Referandumda her iki tarafa da oy verecek olanlar, bu devletin birliği ve bekası için, vatan için, bayrak için “EVET”ciler Evet, “HAYIR”cılar Hayır verilmesi gerektiğini savunuyor.
Eee öyleyse bu kavga, bu hırs niye(?)…
Her vatandaş, sağcısıyla solcusuyla, A partilisiyle B partilisiyle, futbol takımı tutar gibi parti tutarak, benim partim “EVET” diyor veya benim partim “HAYIR” diyor diye değil... Dün başka söyleyip bugün başka söyleyenlere kanmadan, elini vicdanına koyup, bu vatan için, bu bayrak için, bu toprağa kanlarını canlarını vermiş şehitler için, çocuklarımız, torunlarımız kısaca gelecek neslimiz için ellerini başının arasına alarak düşünmeli, vebali ve sorumluluğu çok büyük olan bu oylamanın sorumluluğunu taşıyarak sandığa gidip oy kullanmalıdır.
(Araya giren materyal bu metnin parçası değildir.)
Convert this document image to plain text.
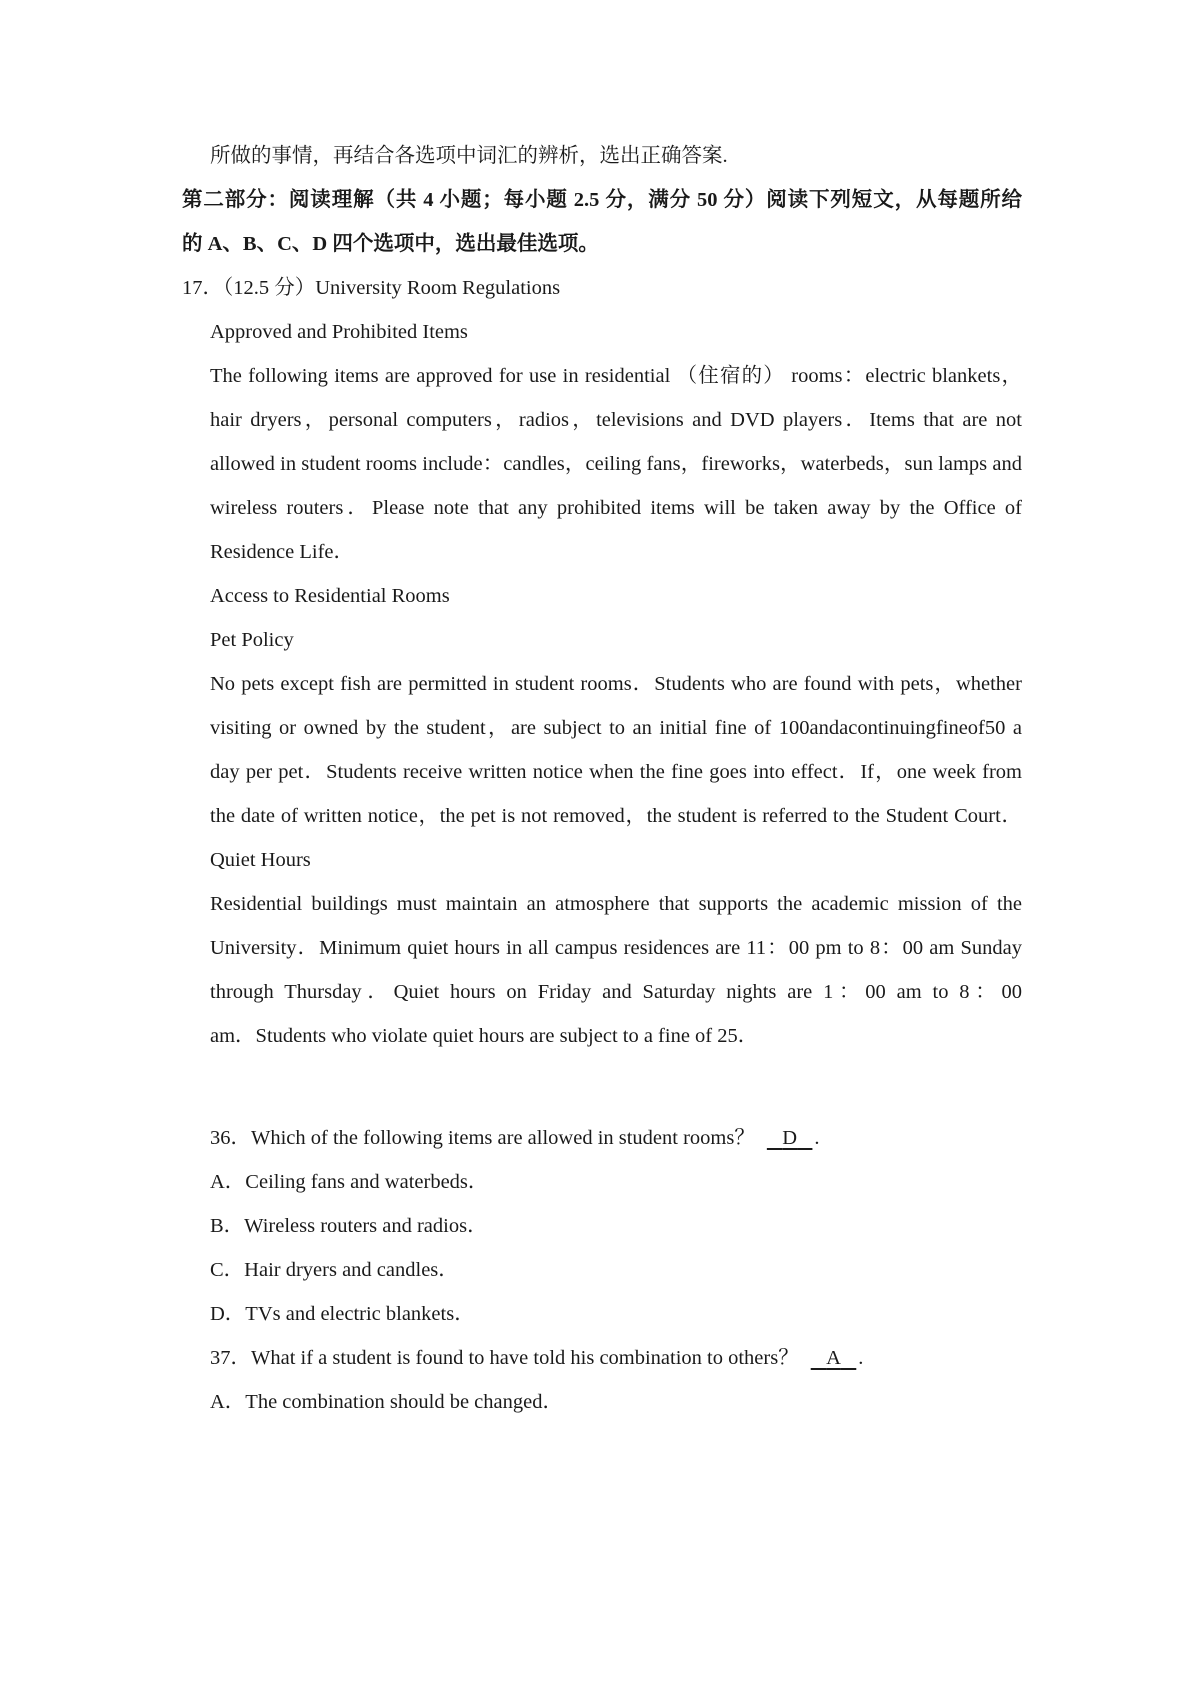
所做的事情，再结合各选项中词汇的辨析，选出正确答案.
第二部分：阅读理解（共 4 小题；每小题 2.5 分，满分 50 分）阅读下列短文，从每题所给
的 A、B、C、D 四个选项中，选出最佳选项。
17．（12.5 分）University Room Regulations
Approved and Prohibited Items
The following items are approved for use in residential （住宿的） rooms：electric blankets，
hair dryers，personal computers，radios，televisions and DVD players．Items that are not
allowed in student rooms include：candles，ceiling fans，fireworks，waterbeds，sun lamps and
wireless routers．Please note that any prohibited items will be taken away by the Office of
Residence Life．
Access to Residential Rooms
Pet Policy
No pets except fish are permitted in student rooms．Students who are found with pets，whether
visiting or owned by the student，are subject to an initial fine of 100andacontinuingfineof50 a
day per pet．Students receive written notice when the fine goes into effect．If，one week from
the date of written notice，the pet is not removed，the student is referred to the Student Court．
Quiet Hours
Residential buildings must maintain an atmosphere that supports the academic mission of the
University．Minimum quiet hours in all campus residences are 11：00 pm to 8：00 am Sunday
through Thursday．Quiet hours on Friday and Saturday nights are 1：00 am to 8：00
am．Students who violate quiet hours are subject to a fine of 25．
36．Which of the following items are allowed in student rooms？ D .
A．Ceiling fans and waterbeds．
B．Wireless routers and radios．
C．Hair dryers and candles．
D．TVs and electric blankets．
37．What if a student is found to have told his combination to others？ A .
A．The combination should be changed．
Bu milletin, Yüce Allah’ın yardımıyla en iyisine karar vereceğinden hiç kuşkum yok.
Hepimiz aynı geminin içerisindeyiz. Bu gemi batarsa “EVET”diyenler de, “HAYIR”diyenler de hep beraber batarız. Başka TÜRKİYE yok ve bizim gidebileceğimiz başka vatanımızda… Bizi kabul edecek bir başka ülke de yok.
Olsa da, canımız bedenimizdeyken bu ülkeyi bırakıp gitmeye niyetimiz yok…
Bir olalım, birlik olalım. Bizi birbirimizden ayrıştırmaya ve ötekileştirmeye çalışanlara da fırsat vermeyelim.
Gün birlik zamanı…
BİR OLMAK GEREK
Tüm dünya gözünü bize çevirir,
Gün birlik zamanı bir olmak gerek.
Güçsüz gördüğünü vurur devirir,
Gün birlik zamanı bir olmak gerek.
Kadın, erkek, çocuk ayırt etmezken,
Yıkılan ocakta duman tütmezken,
Komşu yuvasında rahat yatmazken,
Gün birlik zamanı bir olmak gerek.
Dinsizler bir olmuş kana doymuyor,
Kanunmuş kuralmış kimse uymuyor,
Atılan feryadı kulak duymuyor,
Gün birlik zamanı bir olmak gerek.
Çemberi daraltıp boğmak istiyor,
Ateş olup gökten yağmak istiyor,
Şer kucağımızda doğmak istiyor,
Gün birlik zamanı bir olmak gerek.
Biz bize düşürüp içten bölmeden,
Olan bize olup bizden ölmeden,
Bizi ağlatıp da kendi gülmeden,
Gün birlik zamanı bir olmak gerek.
Söyle Mahir söyle, dilin susmadan,
Dönen kara bulut fesat kusmadan,
Yüze çıkıp düşman haddi aşmadan,
Gün birlik zamanı bir olmak gerek.
Mahir Başpınar
YORUMLAR
Mahir Hocam, merhaba.. Gündeme dair nefis bir yazı kaleme almışsınız. Başka Türkiye yok, bayrağımız, vatanımız bir. İnşallah ülkemiz için en güzeli olur. Bakınız burada bile o sihirli sözcükleri kullanmadım.. Vatanımıza, milletimize hayırlı olsun demek bile inanınız çok tehlike arz ediyor, içinde hayır kelimesi geçtiği için... Düğünlerde bile neredeyse hayırlı olsun temennisinde bulunamayacağız... Nelerle uğraşır olduk...
Sağlıcakla..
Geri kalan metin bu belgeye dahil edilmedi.